Anyway, I still don’t see the problem - QBS can emulate the build process for that an IDE normally does, placing the artifacts in the exact places where IDE would place them. At least, that’s how (unfinished) Xcode generator works - it builds the app to a generic folder and then creates symlinks to the artifacts so XCode can find them (symlinks are located in places where Xcode outs binaries during «native» build. Why this approach won’t work for bare metal IDE?

> 18 февр. 2019 г., в 20:38, Denis Shienkov <denis.shienkov at gmail.com> написал(а):
> 
> > One can argue the other way round, too: Why would A have to take care of "native" export to B when B does not care for importing A?
> 
> Because - 'A' is an universal cross-platform tool, aka QBS. And 'B' - it is usually a narrowly specialized vendor-specific tool.
> 
> And a tool 'B' does not known nothing about 'A'.
> 
> But:
> - tool 'B' has a better debugger than a tool 'A' and this debuger are integrated only to the IDE of tool 'B'.

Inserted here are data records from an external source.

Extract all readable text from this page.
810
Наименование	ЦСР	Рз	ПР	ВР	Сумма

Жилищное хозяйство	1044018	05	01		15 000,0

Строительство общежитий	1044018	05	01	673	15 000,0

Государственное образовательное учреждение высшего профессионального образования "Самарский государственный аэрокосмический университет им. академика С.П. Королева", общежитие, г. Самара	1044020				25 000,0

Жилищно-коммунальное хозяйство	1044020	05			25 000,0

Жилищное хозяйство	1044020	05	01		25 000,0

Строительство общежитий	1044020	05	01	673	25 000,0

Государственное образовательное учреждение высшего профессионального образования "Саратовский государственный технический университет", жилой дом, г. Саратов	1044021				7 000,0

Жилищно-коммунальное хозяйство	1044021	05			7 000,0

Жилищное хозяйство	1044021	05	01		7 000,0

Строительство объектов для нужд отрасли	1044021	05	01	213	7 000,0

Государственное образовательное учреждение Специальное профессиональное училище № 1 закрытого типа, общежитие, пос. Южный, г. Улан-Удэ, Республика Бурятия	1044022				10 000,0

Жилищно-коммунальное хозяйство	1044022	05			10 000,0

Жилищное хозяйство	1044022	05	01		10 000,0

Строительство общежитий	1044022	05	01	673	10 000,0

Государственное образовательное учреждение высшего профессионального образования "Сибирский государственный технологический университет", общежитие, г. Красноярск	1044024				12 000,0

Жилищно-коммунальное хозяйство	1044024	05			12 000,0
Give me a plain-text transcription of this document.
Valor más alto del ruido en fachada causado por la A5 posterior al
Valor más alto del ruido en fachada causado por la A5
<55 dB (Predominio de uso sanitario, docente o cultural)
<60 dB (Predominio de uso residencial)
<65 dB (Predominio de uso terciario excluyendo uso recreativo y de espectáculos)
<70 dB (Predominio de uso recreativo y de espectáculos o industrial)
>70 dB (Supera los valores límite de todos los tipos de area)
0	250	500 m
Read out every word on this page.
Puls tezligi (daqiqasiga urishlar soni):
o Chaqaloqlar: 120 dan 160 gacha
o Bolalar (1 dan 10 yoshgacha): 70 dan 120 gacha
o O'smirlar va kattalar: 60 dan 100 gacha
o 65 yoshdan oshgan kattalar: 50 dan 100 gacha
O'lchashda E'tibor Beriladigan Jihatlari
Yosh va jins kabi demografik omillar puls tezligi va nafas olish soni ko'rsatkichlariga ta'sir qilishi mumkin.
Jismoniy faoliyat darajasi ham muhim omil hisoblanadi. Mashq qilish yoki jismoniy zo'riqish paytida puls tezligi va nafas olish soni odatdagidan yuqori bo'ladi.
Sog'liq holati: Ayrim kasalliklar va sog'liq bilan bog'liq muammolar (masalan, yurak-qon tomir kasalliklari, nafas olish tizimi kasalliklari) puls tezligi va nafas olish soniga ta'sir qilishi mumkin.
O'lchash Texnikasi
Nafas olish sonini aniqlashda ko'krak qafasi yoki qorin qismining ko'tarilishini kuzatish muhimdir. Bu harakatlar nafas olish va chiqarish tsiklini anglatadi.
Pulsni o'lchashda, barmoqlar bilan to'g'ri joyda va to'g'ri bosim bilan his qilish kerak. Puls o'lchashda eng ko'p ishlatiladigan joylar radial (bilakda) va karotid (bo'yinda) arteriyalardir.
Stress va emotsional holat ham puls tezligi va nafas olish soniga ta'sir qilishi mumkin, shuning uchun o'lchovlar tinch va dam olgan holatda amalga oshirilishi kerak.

> - tool 'B' has a worse IDE editor than a tool 'A' (e.g. QtC).
> 
> So, we just create a cross-platform project on a tool 'A' (on QBS) and to generate required project for a tool 'B' , 'C' or something else to use this generated project in that tools. It can be useful e.g. for debugging purposes, or when a customer want to have a resulting project sources in a "native" tool.
> 
> Of course, the developer can start developing a project using the required target native tool 'B', 'C' and etc.. but usually, this tools have an ugly IDE with a code editors (which causes a "vomiting reflex").
> 
> PS: I say about the bare-metal programming industry. It just a my thoughts and wants. For me it would be a more comfortable to use the QtC && QBS with generators. :)
> 
> 
> 18.02.2019 22:11, André Pönitz пишет:
>> On Sun, Feb 17, 2019 at 09:10:32PM +0300, Denis Shienkov wrote:
>>>> For c++ - yes. Imagine a pure javascript rule that doesn’t invoke any
>>> «compiler» (like cl or javac) but converts some input to output using qbs
>>> itself. How that custom rule would like?
>>> 
>>> But we speak about c/c++ :)
>>> 
>>>> What are pros?
>>> Pros are than I can use then a generated 'native' project on hosts without
>>> of QBS (just use that 'native' IDE && tools)!  F.e. using a 'native'
>>> debugger and etc.
>> One can argue the other way round, too: Why would A have to take care of
>> "native" export to B when B does not care for importing A?
>> 
>> The soft spot in such cases of interoperability is typically somewhere
>> in between: Both sides should care somewhat of the other.